Facebook, I'm talking about you.

------
lukifer
It's strange how I love or hate infinite scroll based on the use case: when
wasting time looking at funny stuff on the internet, I hate it, because it's
so hard to find a clean stopping point to get back to work. But when shopping,
I love it, as it makes it convenient to browse a large selection of products
to try to find what I'm looking for.

Either way, it's a psychologically powerful design pattern, and it should be
used with care.

------
philip1209
There is an infinite scroll wordpress plugin. I haven't installed it yet, but
I intend to over the next day - pagination of articles on a homepage seems to
lack fluidity.

------
gojomo
These are great analogies: infinite scroll as a "slot machine". The Pinterest
homepage is "like opening a can of digital Pringles".

But the comparison should also raise the question: are slot machines and
Pringles (and everything like them) good for people?

Some of these UX patterns are thus a High Fructose Corn Syrup of design.
Shovel them into any interface to make it seem more urgent, important, and
novel... but it's a false sheen that's ultimately unhealthy for the audience.

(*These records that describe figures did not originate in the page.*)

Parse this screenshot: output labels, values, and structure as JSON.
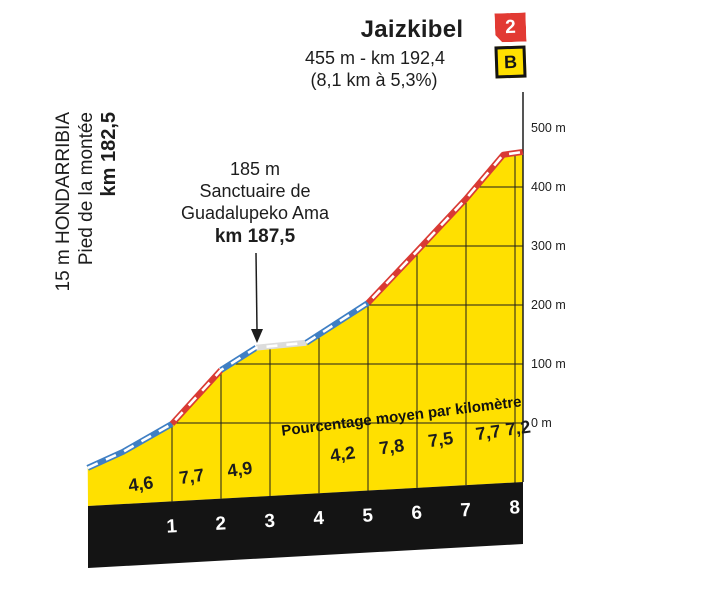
{
  "header": {
    "title": "Jaizkibel",
    "summit_line": "455 m - km 192,4",
    "stats_line": "(8,1 km à 5,3%)",
    "category_badge": "2",
    "bonus_badge": "B"
  },
  "start_label": {
    "line1": "15 m HONDARRIBIA",
    "line2": "Pied de la montée",
    "line3": "km 182,5"
  },
  "mid_label": {
    "line1": "185 m",
    "line2": "Sanctuaire de",
    "line3": "Guadalupeko Ama",
    "line4": "km 187,5"
  },
  "chart_data": {
    "type": "area",
    "title": "Jaizkibel climb profile",
    "banner": "Pourcentage moyen par kilomètre",
    "x_unit": "km",
    "y_unit": "m",
    "xlim_km": [
      0,
      8.1
    ],
    "ylim": [
      0,
      500
    ],
    "summit_elevation_m": 455,
    "summit_km": "192,4",
    "start_elevation_m": 15,
    "start_km": "182,5",
    "length_km": 8.1,
    "avg_gradient_pct": 5.3,
    "y_axis_ticks": [
      {
        "elev": 500,
        "label": "500 m"
      },
      {
        "elev": 400,
        "label": "400 m"
      },
      {
        "elev": 300,
        "label": "300 m"
      },
      {
        "elev": 200,
        "label": "200 m"
      },
      {
        "elev": 100,
        "label": "100 m"
      },
      {
        "elev": 0,
        "label": "0 m"
      }
    ],
    "km_ticks": [
      {
        "km": 1,
        "label": "1"
      },
      {
        "km": 2,
        "label": "2"
      },
      {
        "km": 3,
        "label": "3"
      },
      {
        "km": 4,
        "label": "4"
      },
      {
        "km": 5,
        "label": "5"
      },
      {
        "km": 6,
        "label": "6"
      },
      {
        "km": 7,
        "label": "7"
      },
      {
        "km": 8,
        "label": "8"
      }
    ],
    "gradients": [
      {
        "label": "4,6",
        "value_pct": 4.6,
        "km_mid": 0.38,
        "steepness": "moderate"
      },
      {
        "label": "7,7",
        "value_pct": 7.7,
        "km_mid": 1.42,
        "steepness": "steep"
      },
      {
        "label": "4,9",
        "value_pct": 4.9,
        "km_mid": 2.4,
        "steepness": "moderate"
      },
      {
        "label": "4,2",
        "value_pct": 4.2,
        "km_mid": 4.5,
        "steepness": "moderate"
      },
      {
        "label": "7,8",
        "value_pct": 7.8,
        "km_mid": 5.5,
        "steepness": "steep"
      },
      {
        "label": "7,5",
        "value_pct": 7.5,
        "km_mid": 6.5,
        "steepness": "steep"
      },
      {
        "label": "7,7",
        "value_pct": 7.7,
        "km_mid": 7.47,
        "steepness": "steep"
      },
      {
        "label": "7,2",
        "value_pct": 7.2,
        "km_mid": 8.08,
        "steepness": "steep"
      }
    ],
    "profile": {
      "points": [
        {
          "km": -0.72,
          "elev": 3
        },
        {
          "km": 0,
          "elev": 26
        },
        {
          "km": 1,
          "elev": 66
        },
        {
          "km": 2,
          "elev": 143
        },
        {
          "km": 2.72,
          "elev": 175
        },
        {
          "km": 3.74,
          "elev": 182
        },
        {
          "km": 5,
          "elev": 239
        },
        {
          "km": 6,
          "elev": 313
        },
        {
          "km": 7,
          "elev": 388
        },
        {
          "km": 7.76,
          "elev": 451
        },
        {
          "km": 8.16,
          "elev": 455
        }
      ],
      "segments": [
        {
          "from_km": -0.72,
          "to_km": 1,
          "style": "moderate"
        },
        {
          "from_km": 1,
          "to_km": 2,
          "style": "steep"
        },
        {
          "from_km": 2,
          "to_km": 2.72,
          "style": "moderate"
        },
        {
          "from_km": 2.72,
          "to_km": 3.74,
          "style": "flat"
        },
        {
          "from_km": 3.74,
          "to_km": 5,
          "style": "moderate"
        },
        {
          "from_km": 5,
          "to_km": 8.16,
          "style": "steep"
        }
      ]
    },
    "colors": {
      "profile_fill": "#ffe000",
      "steep": "#d93a34",
      "moderate": "#3f7fc4",
      "flat": "#dcdcdc",
      "dash": "#ffffff",
      "base_band": "#141414",
      "text": "#1d1d1d",
      "badge_category": "#e23a33",
      "badge_bonus": "#ffe000"
    }
  }
}
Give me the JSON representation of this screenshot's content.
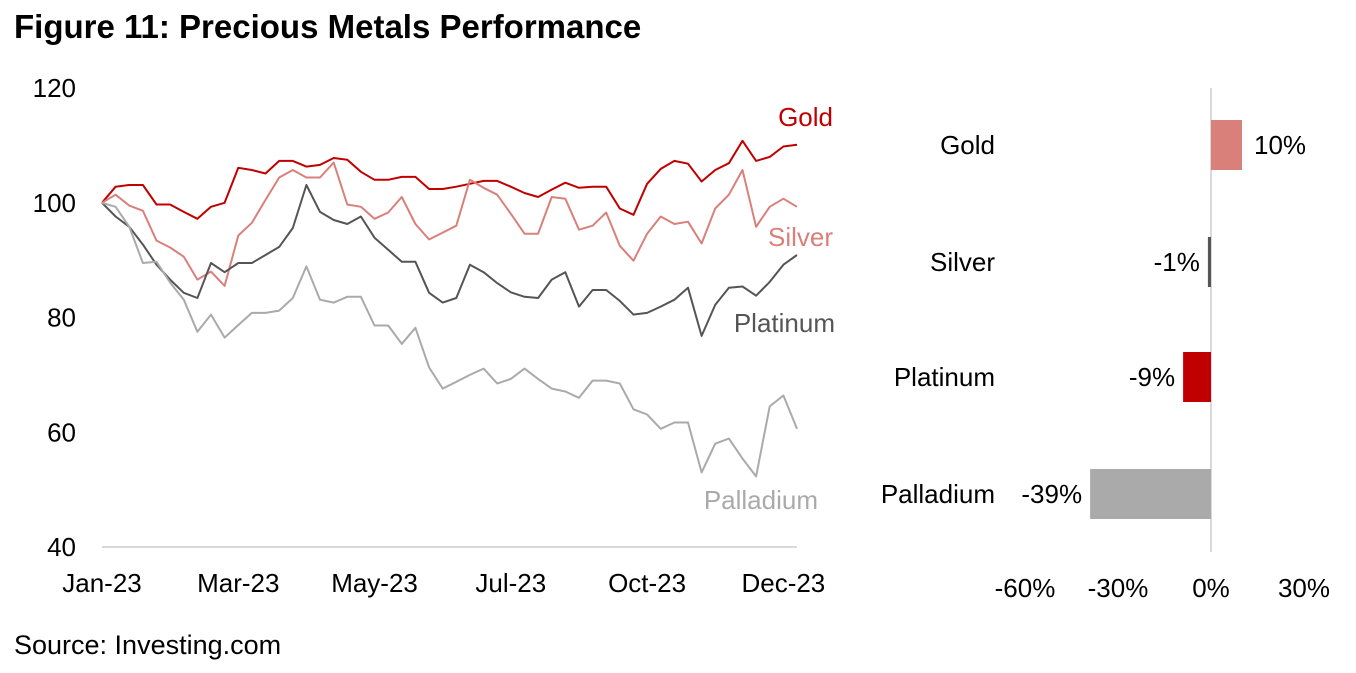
{
  "chart_data": [
    {
      "type": "line",
      "title": "Figure 11: Precious Metals Performance",
      "xlabel": "",
      "ylabel": "",
      "ylim": [
        40,
        120
      ],
      "yticks": [
        "40",
        "60",
        "80",
        "100",
        "120"
      ],
      "ytick_values": [
        40,
        60,
        80,
        100,
        120
      ],
      "xticks": [
        "Jan-23",
        "Mar-23",
        "May-23",
        "Jul-23",
        "Oct-23",
        "Dec-23"
      ],
      "xtick_index": [
        0,
        10,
        20,
        30,
        40,
        50
      ],
      "points": 52,
      "grid": false,
      "series": [
        {
          "name": "Gold",
          "color": "#c00000",
          "values": [
            100,
            102.8,
            103.1,
            103.1,
            99.7,
            99.7,
            98.4,
            97.2,
            99.3,
            100,
            106.1,
            105.7,
            105.1,
            107.3,
            107.3,
            106.3,
            106.6,
            107.8,
            107.5,
            105.4,
            104,
            104,
            104.5,
            104.5,
            102.4,
            102.4,
            102.8,
            103.3,
            103.8,
            103.8,
            102.8,
            101.7,
            101,
            102.3,
            103.5,
            102.6,
            102.8,
            102.8,
            99,
            97.9,
            103.3,
            105.9,
            107.3,
            106.8,
            103.7,
            105.7,
            106.9,
            110.8,
            107.3,
            108,
            109.8,
            110.1
          ]
        },
        {
          "name": "Silver",
          "color": "#d9807a",
          "values": [
            100,
            101.4,
            99.5,
            98.6,
            93.4,
            92.2,
            90.6,
            86.6,
            88,
            85.5,
            94.3,
            96.5,
            100.5,
            104.4,
            105.7,
            104.4,
            104.4,
            107,
            99.7,
            99.3,
            97.2,
            98.3,
            101,
            96.3,
            93.6,
            94.8,
            96,
            104,
            102.6,
            101.4,
            98.1,
            94.6,
            94.6,
            101,
            100.7,
            95.3,
            96,
            98.3,
            92.5,
            89.9,
            94.6,
            97.6,
            96.3,
            96.7,
            92.9,
            99,
            101.4,
            105.7,
            95.8,
            99.3,
            100.7,
            99.3
          ]
        },
        {
          "name": "Platinum",
          "color": "#555555",
          "values": [
            100,
            97.6,
            95.8,
            92.7,
            89.2,
            86.6,
            84.3,
            83.4,
            89.5,
            87.9,
            89.5,
            89.5,
            90.9,
            92.3,
            95.6,
            103.1,
            98.4,
            97,
            96.3,
            97.6,
            93.9,
            91.8,
            89.7,
            89.7,
            84.3,
            82.6,
            83.4,
            89.2,
            87.9,
            86,
            84.4,
            83.6,
            83.4,
            86.6,
            87.9,
            81.9,
            84.8,
            84.8,
            82.9,
            80.5,
            80.8,
            81.9,
            83.1,
            85.2,
            76.8,
            82.2,
            85.2,
            85.4,
            83.8,
            86.2,
            89.2,
            90.9
          ]
        },
        {
          "name": "Palladium",
          "color": "#aaaaaa",
          "values": [
            100,
            99.3,
            95.8,
            89.5,
            89.7,
            86.1,
            83.1,
            77.5,
            80.5,
            76.5,
            78.7,
            80.8,
            80.8,
            81.2,
            83.4,
            88.9,
            83.1,
            82.6,
            83.6,
            83.6,
            78.6,
            78.6,
            75.4,
            78.2,
            71.3,
            67.6,
            68.8,
            70,
            71.1,
            68.5,
            69.3,
            71.1,
            69.3,
            67.6,
            67.1,
            66,
            69,
            69,
            68.5,
            64,
            63.1,
            60.6,
            61.7,
            61.7,
            53,
            58,
            58.9,
            55.4,
            52.3,
            64.5,
            66.4,
            60.6
          ]
        }
      ]
    },
    {
      "type": "bar",
      "orientation": "horizontal",
      "categories": [
        "Gold",
        "Silver",
        "Platinum",
        "Palladium"
      ],
      "values": [
        10,
        -1,
        -9,
        -39
      ],
      "value_labels": [
        "10%",
        "-1%",
        "-9%",
        "-39%"
      ],
      "colors": [
        "#d9807a",
        "#555555",
        "#c00000",
        "#aaaaaa"
      ],
      "xlim": [
        -60,
        30
      ],
      "xticks": [
        "-60%",
        "-30%",
        "0%",
        "30%"
      ],
      "xtick_values": [
        -60,
        -30,
        0,
        30
      ]
    }
  ],
  "title": "Figure 11: Precious Metals Performance",
  "source": "Source: Investing.com"
}
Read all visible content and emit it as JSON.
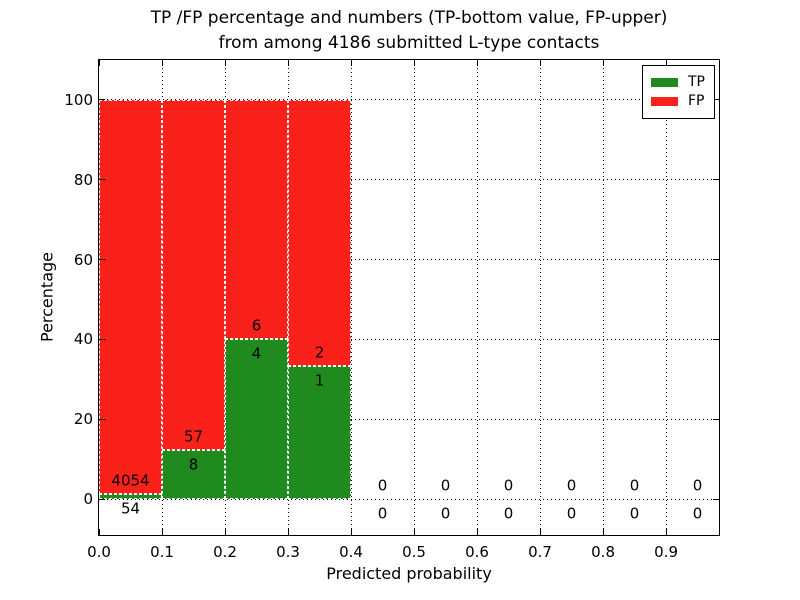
{
  "figure": {
    "title_line1": "TP /FP percentage and numbers (TP-bottom value, FP-upper)",
    "title_line2": "from among 4186 submitted L-type contacts"
  },
  "chart_data": {
    "type": "bar",
    "subtype": "stacked-percentage-histogram",
    "title": "TP /FP percentage and numbers (TP-bottom value, FP-upper) from among 4186 submitted L-type contacts",
    "xlabel": "Predicted probability",
    "ylabel": "Percentage",
    "total_submitted_contacts": 4186,
    "grid": true,
    "legend_position": "upper right",
    "legend": {
      "entries": [
        {
          "label": "TP",
          "color": "#1f8b1f"
        },
        {
          "label": "FP",
          "color": "#fa211a"
        }
      ]
    },
    "xlim": [
      0.0,
      0.984
    ],
    "ylim": [
      -9,
      110
    ],
    "xticks": {
      "values": [
        0.0,
        0.1,
        0.2,
        0.3,
        0.4,
        0.5,
        0.6,
        0.7,
        0.8,
        0.9
      ],
      "labels": [
        "0.0",
        "0.1",
        "0.2",
        "0.3",
        "0.4",
        "0.5",
        "0.6",
        "0.7",
        "0.8",
        "0.9"
      ]
    },
    "yticks": {
      "values": [
        0,
        20,
        40,
        60,
        80,
        100
      ],
      "labels": [
        "0",
        "20",
        "40",
        "60",
        "80",
        "100"
      ]
    },
    "bins": [
      {
        "range": [
          0.0,
          0.1
        ],
        "tp_count": 54,
        "fp_count": 4054,
        "tp_pct": 1.31,
        "fp_pct": 98.69
      },
      {
        "range": [
          0.1,
          0.2
        ],
        "tp_count": 8,
        "fp_count": 57,
        "tp_pct": 12.31,
        "fp_pct": 87.69
      },
      {
        "range": [
          0.2,
          0.3
        ],
        "tp_count": 4,
        "fp_count": 6,
        "tp_pct": 40.0,
        "fp_pct": 60.0
      },
      {
        "range": [
          0.3,
          0.4
        ],
        "tp_count": 1,
        "fp_count": 2,
        "tp_pct": 33.33,
        "fp_pct": 66.67
      },
      {
        "range": [
          0.4,
          0.5
        ],
        "tp_count": 0,
        "fp_count": 0,
        "tp_pct": 0,
        "fp_pct": 0
      },
      {
        "range": [
          0.5,
          0.6
        ],
        "tp_count": 0,
        "fp_count": 0,
        "tp_pct": 0,
        "fp_pct": 0
      },
      {
        "range": [
          0.6,
          0.7
        ],
        "tp_count": 0,
        "fp_count": 0,
        "tp_pct": 0,
        "fp_pct": 0
      },
      {
        "range": [
          0.7,
          0.8
        ],
        "tp_count": 0,
        "fp_count": 0,
        "tp_pct": 0,
        "fp_pct": 0
      },
      {
        "range": [
          0.8,
          0.9
        ],
        "tp_count": 0,
        "fp_count": 0,
        "tp_pct": 0,
        "fp_pct": 0
      },
      {
        "range": [
          0.9,
          1.0
        ],
        "tp_count": 0,
        "fp_count": 0,
        "tp_pct": 0,
        "fp_pct": 0
      }
    ]
  },
  "colors": {
    "tp_green": "#1f8b1f",
    "fp_red": "#fa211a",
    "grid_black": "#000000",
    "background_white": "#ffffff"
  }
}
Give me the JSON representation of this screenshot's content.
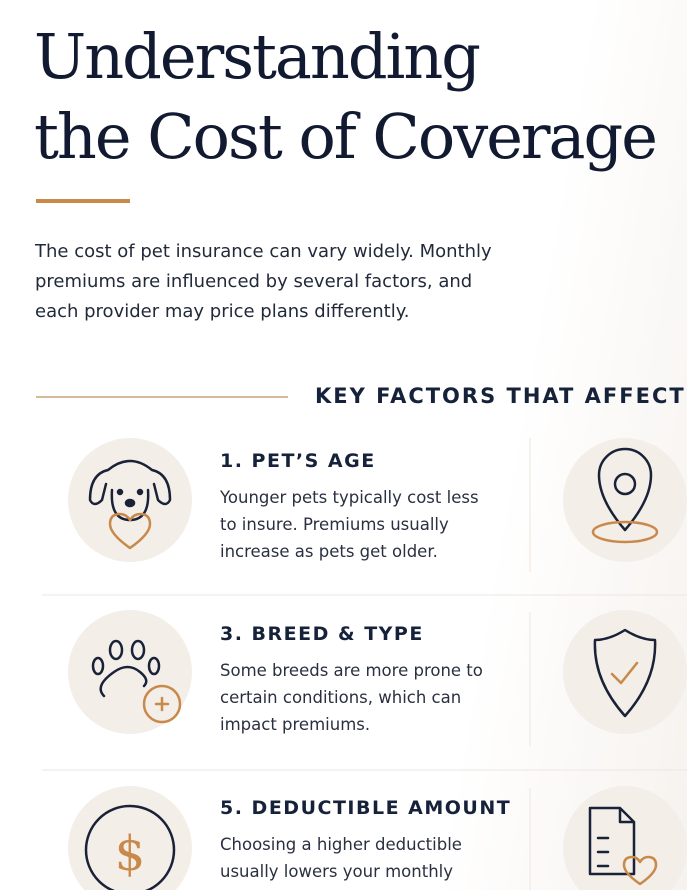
{
  "header": {
    "title_lines": [
      "Understanding",
      "the Cost of Coverage"
    ],
    "intro_lines": [
      "The cost of pet insurance can vary widely. Monthly",
      "premiums are influenced by several factors, and",
      "each provider may price plans differently."
    ]
  },
  "section": {
    "heading": "KEY FACTORS THAT AFFECT C"
  },
  "factors": [
    {
      "title": "1. PET’S AGE",
      "lines": [
        "Younger pets typically cost less",
        "to insure. Premiums usually",
        "increase as pets get older."
      ]
    },
    {
      "title": "3. BREED & TYPE",
      "lines": [
        "Some breeds are more prone to",
        "certain conditions, which can",
        "impact premiums."
      ]
    },
    {
      "title": "5. DEDUCTIBLE AMOUNT",
      "lines": [
        "Choosing a higher deductible",
        "usually lowers your monthly"
      ]
    }
  ]
}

I'm not just picking on Pinterest and its ilk. The kind of 'top stories'
ranking used by HN is also an 'attention sugar' offender. The dynamic-but-
decaying ranking creates an often-false sense of urgency; mixing unlike
stories (including a trickle of duplicates and mislabeled material) in close
and semirandom proximity heightens the sense of novelty. It makes reading even
stories that are trivial, redundant or quickly superceded by corrections seem
more important than it really is.

Perhaps we need to categorize interface patterns by a sort of 'attentional
glycemic index', and limit intake of the worst variants.